Jet-cooled vibronic spectroscopy and asymmetric torsional potentials of phenylcyclopentene

Abstract

The ultraviolet spectroscopy of the S₁← S₀ transition of 1-phenylcyclopentene (PCP) was studied by resonant-two-photon ionization (R2PI), laser-induced fluorescence (LIF) and single vibronic level fluorescence (SVLF). UV–UV hole-burning (UVHB) spectroscopy was used to determine that there is only one spectroscopically distinct conformer in the supersonic expansion. The excitation spectrum shows extensive vibronic structure extending to over 1000 cm⁻¹ above the electronic origin (34 646 cm⁻¹). Much of the vibronic structure is similar to that of styrene and other singly substituted benzene derivatives, with Franck–Condon (FC) activity predominantly in substituent-sensitive benzene modes. Sizeable FC progressions were also found in the inter-ring torsion, reflecting a large displacement in the inter-ring angle upon electronic excitation. No evidence for FC activity in the ring-puckering coordinate is observed. The torsional potentials of the ground and excited states were determined from the experimental transition frequencies by fitting the calculated to the experimental torsional frequency spacings in an automated least-squares fitting procedure.

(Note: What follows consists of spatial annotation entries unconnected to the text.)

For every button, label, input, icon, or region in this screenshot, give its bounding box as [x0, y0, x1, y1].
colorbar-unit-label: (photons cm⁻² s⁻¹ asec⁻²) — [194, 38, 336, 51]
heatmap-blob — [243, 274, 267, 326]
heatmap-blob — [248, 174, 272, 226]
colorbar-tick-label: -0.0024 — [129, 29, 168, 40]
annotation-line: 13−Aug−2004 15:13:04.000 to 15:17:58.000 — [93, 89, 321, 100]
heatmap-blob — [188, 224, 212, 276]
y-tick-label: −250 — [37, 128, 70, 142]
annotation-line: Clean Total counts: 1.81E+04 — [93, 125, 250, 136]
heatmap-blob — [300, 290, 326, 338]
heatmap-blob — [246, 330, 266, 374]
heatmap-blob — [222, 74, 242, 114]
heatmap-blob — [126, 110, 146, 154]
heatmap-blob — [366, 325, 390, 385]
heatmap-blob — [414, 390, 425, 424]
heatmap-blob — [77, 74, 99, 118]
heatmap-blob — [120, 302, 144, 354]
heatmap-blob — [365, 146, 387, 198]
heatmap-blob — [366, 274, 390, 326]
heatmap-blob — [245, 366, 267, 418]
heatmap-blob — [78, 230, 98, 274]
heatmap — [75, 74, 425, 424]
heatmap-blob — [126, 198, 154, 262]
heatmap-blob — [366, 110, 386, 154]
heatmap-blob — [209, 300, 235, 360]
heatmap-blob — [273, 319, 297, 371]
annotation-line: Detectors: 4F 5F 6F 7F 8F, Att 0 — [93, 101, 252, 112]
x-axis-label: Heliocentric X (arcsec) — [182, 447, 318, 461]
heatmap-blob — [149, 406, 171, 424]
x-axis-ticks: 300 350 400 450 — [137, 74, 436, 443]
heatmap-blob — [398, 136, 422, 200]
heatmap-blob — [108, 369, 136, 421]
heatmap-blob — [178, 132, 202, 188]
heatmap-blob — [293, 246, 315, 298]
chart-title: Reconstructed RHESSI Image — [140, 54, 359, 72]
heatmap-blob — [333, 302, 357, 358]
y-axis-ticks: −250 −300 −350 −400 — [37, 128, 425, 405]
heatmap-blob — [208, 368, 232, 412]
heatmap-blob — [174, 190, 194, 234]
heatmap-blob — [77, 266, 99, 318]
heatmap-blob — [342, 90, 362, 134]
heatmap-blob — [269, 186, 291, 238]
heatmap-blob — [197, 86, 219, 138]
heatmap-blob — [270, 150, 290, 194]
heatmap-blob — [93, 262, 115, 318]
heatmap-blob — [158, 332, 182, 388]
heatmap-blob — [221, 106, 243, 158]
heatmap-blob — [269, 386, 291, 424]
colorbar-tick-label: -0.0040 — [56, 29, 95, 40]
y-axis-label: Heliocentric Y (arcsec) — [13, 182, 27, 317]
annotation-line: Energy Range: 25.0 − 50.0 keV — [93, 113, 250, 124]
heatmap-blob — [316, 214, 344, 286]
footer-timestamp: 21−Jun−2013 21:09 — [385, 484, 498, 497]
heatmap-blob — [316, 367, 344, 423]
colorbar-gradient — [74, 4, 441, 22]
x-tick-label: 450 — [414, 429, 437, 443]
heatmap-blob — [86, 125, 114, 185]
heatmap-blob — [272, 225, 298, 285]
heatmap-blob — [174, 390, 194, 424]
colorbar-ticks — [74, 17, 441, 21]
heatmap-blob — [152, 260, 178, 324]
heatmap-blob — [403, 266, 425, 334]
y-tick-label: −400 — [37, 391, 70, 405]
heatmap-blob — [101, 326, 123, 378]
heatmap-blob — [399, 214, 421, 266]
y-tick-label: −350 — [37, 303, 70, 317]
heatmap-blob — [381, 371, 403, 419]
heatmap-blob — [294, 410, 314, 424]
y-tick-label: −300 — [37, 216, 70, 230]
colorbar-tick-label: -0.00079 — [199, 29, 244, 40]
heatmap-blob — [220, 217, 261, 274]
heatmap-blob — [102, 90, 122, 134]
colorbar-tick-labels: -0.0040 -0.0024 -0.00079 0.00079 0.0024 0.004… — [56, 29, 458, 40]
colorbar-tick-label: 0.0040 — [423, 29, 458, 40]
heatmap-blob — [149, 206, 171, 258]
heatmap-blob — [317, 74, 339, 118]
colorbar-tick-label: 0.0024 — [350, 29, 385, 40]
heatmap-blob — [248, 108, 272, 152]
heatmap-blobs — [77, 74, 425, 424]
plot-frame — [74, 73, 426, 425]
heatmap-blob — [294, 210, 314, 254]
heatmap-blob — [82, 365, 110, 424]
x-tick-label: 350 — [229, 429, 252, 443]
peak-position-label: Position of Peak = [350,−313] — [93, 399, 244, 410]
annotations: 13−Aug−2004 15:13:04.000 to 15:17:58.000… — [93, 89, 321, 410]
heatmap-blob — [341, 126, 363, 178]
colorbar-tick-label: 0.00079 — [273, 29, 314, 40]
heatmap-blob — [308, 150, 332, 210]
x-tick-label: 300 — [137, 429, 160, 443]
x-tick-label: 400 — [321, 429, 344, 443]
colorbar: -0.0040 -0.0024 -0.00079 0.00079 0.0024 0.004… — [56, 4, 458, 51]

The S₁ torsional potential is a symmetric single-well potential centered around a locally planar equilibrium geometry at a torsional angle of ϕ = 0°. The energy levels are reproduced by a cosine term potential function with torsional parameters V₂ = 3765 cm⁻¹ and V₄ = −183 cm⁻¹. The S₀ torsional potential possesses a twisted equilibrium geometry that is strongly asymmetric about ϕ = 0° due to the non-planarity of the cyclopentene ring. The best-fit potential parameters uses a sin/cos potential function (odd/even), with V^e₂ = 948 cm⁻¹, V^e₄ = −195 cm⁻¹, V^o₂ = −162 cm⁻¹ and V^o₄ = −268 cm⁻¹. The shape of the potentials are similar to those predicted by relaxed potential energy scans calculated at the DFT, CIS and TDDFT//CIS levels of theory. The change in the torsional angle ϕ upon electronic excitation was determined to be ∼15° from fits of the displacement δ of the S₀ torsional potential with respect to the S₁ potential. The simulated shift of the S₀ potential with respect to the S₁ potential of ∼15° is in very good agreement with that obtained from B3LYP calculations.